Even though we are well past the depths of the financial crisis (at least temporally), many banks remain under pressure, as reflected in the FDIC’s most recent quarterly banking profile (about which refer here). In many instances, this pressure has, among other things, led to litigation.


So while we continue to wait and see the extent to which the FDIC will, as a result of the current round of bank failures, become an active claimant against former directors and officers of failed bank, investors have pressed ahead with their own claims. Many of these investor claims have come in the form of securities class action lawsuits, the targets of which include a range of banking-related defendants, beyond just the failed institutions. The most recent filings suggest that we may continue to see more commercial banking-related securities litigation in the months ahead.


Meanwhile, BankAtlantic Securities Trial Continues: Among the banking-related securities cases filed in recent years is the securities class action lawsuit filed against BankAtlantic Bancorp and certain of its directors and officers, which recently became one of the very rare securities class action lawsuits to actually go to trial (about which refer here). The jury trial in the case is going forward in federal court in Miami, and as reflected in the October 22, 2010 post in the Southern Florida Business Journal Blog (here), the trial has among other things involved the plaintiffs’ introduction of inflammatory internal emails highly critical of the bank’s lending practices and processes.


According to informed sources, the plaintiffs are likely to conclude the presentation of their case some time during the upcoming week, and it will then be the defendants’ turn to present evidence and to introduce testimony.


Plaintiffs in the case are represented by Matthew Mustokoff and Andrew Zivitz of the Barroway Topaz firm and Mark Arisohn of Labaton Sucharow. The defendants are represented by Eugene Stearns of the Stearns Weaver Miller law firm.


Anatomy of a Failure: Those readers wondering how in the world we got into this current banking mess may want to take a look at the article entitled "Death of a Small Town Bank" in November 1, 2010 issue of Time Magazine (link currently unavailable) The article tells the story of Community Bank & Trust (CBT) of Cornelia, Georgia, which the FDIC closed on January 29, 2010.


Though CBT is just one of the 139 banks that have failed this year, its tale encompasses so many of the problems underlying the current crisis. All of the usual details are present, as a small town institution got caught up in the speculative fever caused by rapidly escalating real estate prices, compounded by administrative and procedural shortcomings (and possibly worse) that led to faulty and some improper loans. The sudden collapse of prices that accompanied the financial crisis left lenders unable to repay and the bank saddled with a portfolio of bad loans that ultimately caused the bank’s failure and left the town with a challenging future. The article makes for interesting, if sobering, reading.

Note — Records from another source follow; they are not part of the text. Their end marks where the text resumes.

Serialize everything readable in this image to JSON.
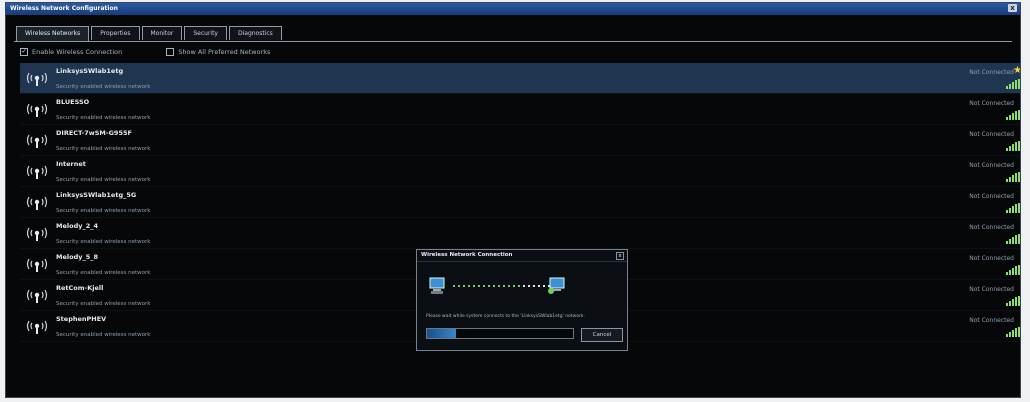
{
  "window": {
    "title": "Wireless Network Configuration",
    "close": "x"
  },
  "tabs": [
    {
      "label": "Wireless Networks",
      "active": true
    },
    {
      "label": "Properties",
      "active": false
    },
    {
      "label": "Monitor",
      "active": false
    },
    {
      "label": "Security",
      "active": false
    },
    {
      "label": "Diagnostics",
      "active": false
    }
  ],
  "options": {
    "enable_wireless": {
      "label": "Enable Wireless Connection",
      "checked": true
    },
    "show_preferred": {
      "label": "Show All Preferred Networks",
      "checked": false
    }
  },
  "networks": [
    {
      "name": "LinksysSWlab1etg",
      "desc": "Security enabled wireless network",
      "status": "Not Connected",
      "selected": true,
      "preferred": true
    },
    {
      "name": "BLUESSO",
      "desc": "Security enabled wireless network",
      "status": "Not Connected",
      "selected": false,
      "preferred": false
    },
    {
      "name": "DIRECT-7wSM-G955F",
      "desc": "Security enabled wireless network",
      "status": "Not Connected",
      "selected": false,
      "preferred": false
    },
    {
      "name": "Internet",
      "desc": "Security enabled wireless network",
      "status": "Not Connected",
      "selected": false,
      "preferred": false
    },
    {
      "name": "LinksysSWlab1etg_5G",
      "desc": "Security enabled wireless network",
      "status": "Not Connected",
      "selected": false,
      "preferred": false
    },
    {
      "name": "Melody_2_4",
      "desc": "Security enabled wireless network",
      "status": "Not Connected",
      "selected": false,
      "preferred": false
    },
    {
      "name": "Melody_5_8",
      "desc": "Security enabled wireless network",
      "status": "Not Connected",
      "selected": false,
      "preferred": false
    },
    {
      "name": "RetCom-Kjell",
      "desc": "Security enabled wireless network",
      "status": "Not Connected",
      "selected": false,
      "preferred": false
    },
    {
      "name": "StephenPHEV",
      "desc": "Security enabled wireless network",
      "status": "Not Connected",
      "selected": false,
      "preferred": false
    }
  ],
  "icons": {
    "network": "antenna-icon",
    "signal": "signal-strength-icon",
    "star": "star-icon"
  },
  "dialog": {
    "title": "Wireless Network Connection",
    "message": "Please wait while system connects to the 'LinksysSWlab1etg' network.",
    "cancel_label": "Cancel",
    "progress_fraction": 0.2
  },
  "colors": {
    "selected_row": "#1e3650",
    "signal": "#8be06b",
    "star": "#ffd23c"
  }
}
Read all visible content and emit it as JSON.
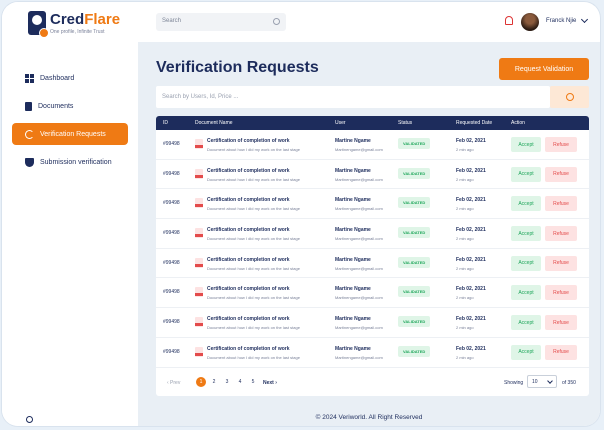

For Those Looking for Something to Feel Good About: Those readers who have had just about enough of depressing stories about failed banks may want to take a look at the cover article from the October 24, 2010 issue of The New York Times Magazine entitled "The D.I.Y. Foreign-Aid Revolution." The article reports the stories of several individuals who have made it their personal responsibility to try to make the world a better place, and who actually have each found a way to actually do things that can make a difference. A really inspirational article about some really interesting and impressive people.